We have developed a MUSE CSP constraint-based parser, PARSEC [Harper & Helzerman, 1995a, Harper & Helzerman, 1995b, Harper, Jamieson, Zoltowski, & Helzerman, 1992, Zoltowski, Harper, Jamieson, & Helzerman, 1992], which is capable of parsing word graphs containing multiple sentences produced by a speech recognition module. We have developed syntactic and semantic constraints for parsing single sentences, which when applied to a word graph, eliminate those hypotheses that are syntactically or semantically incorrect. The MUSE CSP used by our parser can be thought of as a parse forest which is pruned by using constraints. By applying constraints from a wide variety of knowledge sources, the parser prunes the composite structure of many of the role values associated with a role, as well as word nodes with no remaining role values. Several experiments [Harper, Jamieson, Zoltowski, & Helzerman, 1992, Zoltowski, Harper, Jamieson, & Helzerman, 1992] have considered how effective syntactic and semantic constraints are at pruning word nodes that can appear in no sentence hypothesis. For our work in speech processing, the MUSE arc consistency algorithm is very effective at pruning the role values from the composite structure that can never appear in a parse for a sentence (i.e., an individual CSP).

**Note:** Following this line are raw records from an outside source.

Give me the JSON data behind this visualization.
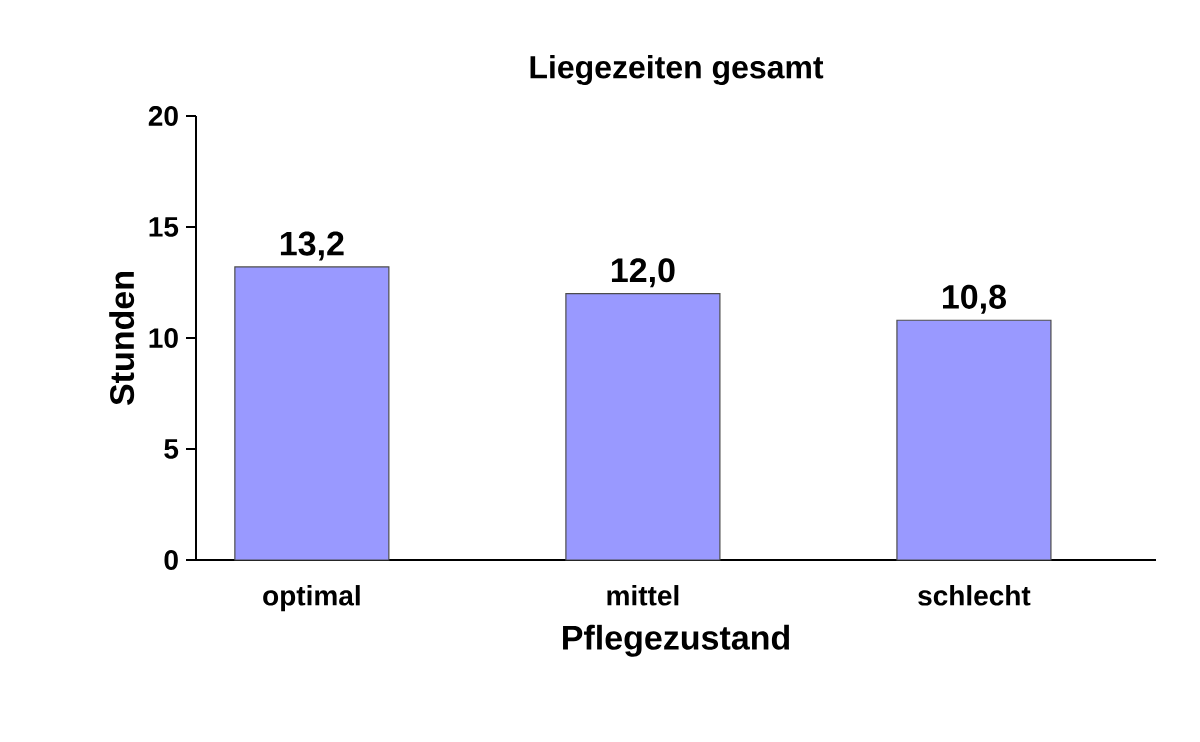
{
  "chart_data": {
    "type": "bar",
    "title": "Liegezeiten gesamt",
    "xlabel": "Pflegezustand",
    "ylabel": "Stunden",
    "categories": [
      "optimal",
      "mittel",
      "schlecht"
    ],
    "values": [
      13.2,
      12.0,
      10.8
    ],
    "value_labels": [
      "13,2",
      "12,0",
      "10,8"
    ],
    "color": "#9999ff",
    "ylim": [
      0,
      20
    ],
    "yticks": [
      0,
      5,
      10,
      15,
      20
    ],
    "grid": false
  }
}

Constraints are usually tight enough that MUSE arc consistency eliminates role values that do not participate in at least one parse for the represented sentences.
MUSE CSP is a useful way to process multiple sentences because the arc consistency algorithm is effective at eliminating role values that cannot appear in sentence parses. Several factors contribute to the effectiveness of the arc consistency algorithm for this problem. First, the syntactic constraints are fairly tight constraints. Second, the role values contain some segmental information that constrain the problem. Consider the word graph in Figure 8. The value s-(3,4) associated with the role marked N for the word are cannot support any of the values for the role marked G for the word dogs at position (3,5), because it is not legal in a segment involving position (3,5). In the figure, we mark those entries where a value associated with one role is segmentally incompatible with the values of another with an N. These entries are equivalent to 0. Third, many times constraints create symmetric dependencies between words in the sentence. For example, one constraint might indicate that a verb needs a subject to its left, and another that a subject must be governed by a verb to its right.
Figure 8: In parsing word graphs, some of the values assigned to roles contain
segmental information which make them incompatible with the values
associated with some of the other roles. For example, s-(3,4) cannot support any of the
values associated with the G or N roles of the word dogs.